Pretty much this had been needed with wolves turned into vampires after their transformation, they had needed Elena's blood after the fact. Except Hayley who had been working on a loophole but I disregarded her. In this situation, if Tyler were to kill someone, could the laws which already exist create another semi-Original hybrid?
"Whatever ideas you've got going, keep my sister out of it," said Jeremy.
Elena wasn't the only doppelganger I had to work with, not to mention if ever it came to it the situation would compel Elena to give me her blood. I could remember what happened to hybrids who didn't drink Elena's blood, they would slowly degrade until they died the true death.
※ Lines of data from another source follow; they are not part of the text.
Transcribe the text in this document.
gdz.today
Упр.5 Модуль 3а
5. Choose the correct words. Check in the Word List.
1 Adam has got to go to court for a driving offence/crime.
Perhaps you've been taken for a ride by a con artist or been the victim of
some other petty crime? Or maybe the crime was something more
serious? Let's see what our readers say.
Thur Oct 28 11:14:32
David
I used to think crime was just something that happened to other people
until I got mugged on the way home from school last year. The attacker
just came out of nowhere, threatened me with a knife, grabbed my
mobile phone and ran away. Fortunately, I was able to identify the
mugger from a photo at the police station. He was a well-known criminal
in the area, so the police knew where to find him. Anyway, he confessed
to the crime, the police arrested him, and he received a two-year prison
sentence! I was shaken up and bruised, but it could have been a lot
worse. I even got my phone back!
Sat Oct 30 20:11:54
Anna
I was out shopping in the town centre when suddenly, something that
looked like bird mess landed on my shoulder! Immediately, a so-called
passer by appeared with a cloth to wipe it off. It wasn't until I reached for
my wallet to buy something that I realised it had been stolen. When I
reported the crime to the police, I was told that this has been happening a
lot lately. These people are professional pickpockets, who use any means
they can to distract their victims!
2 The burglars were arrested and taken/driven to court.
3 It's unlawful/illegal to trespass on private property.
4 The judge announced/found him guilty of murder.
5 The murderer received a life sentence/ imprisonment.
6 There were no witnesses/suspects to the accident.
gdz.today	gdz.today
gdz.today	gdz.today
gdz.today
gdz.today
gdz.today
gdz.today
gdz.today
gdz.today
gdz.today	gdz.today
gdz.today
I waved it off. "I'll put a pin in all this," I told him. "Look into it if ever there's time. Right now though there's something I want to work on, but I'll need money before I can make anything useable."
"What are you planning to make?" asked Jeremy with a knowing tone.
"Amongst other things," I said, and know I could hear the footsteps coming closer. "A way for werewolves to keep their wolf strength without having to transform every night of the full moon."
The footsteps stopped and I grinned. If this were a movie and the audience had been watching, what I'd done, especially consciously, would have been bad ass to a point.
AN: It occurred to me that I'd only updated twice. Rushed this, but I think it turned out well.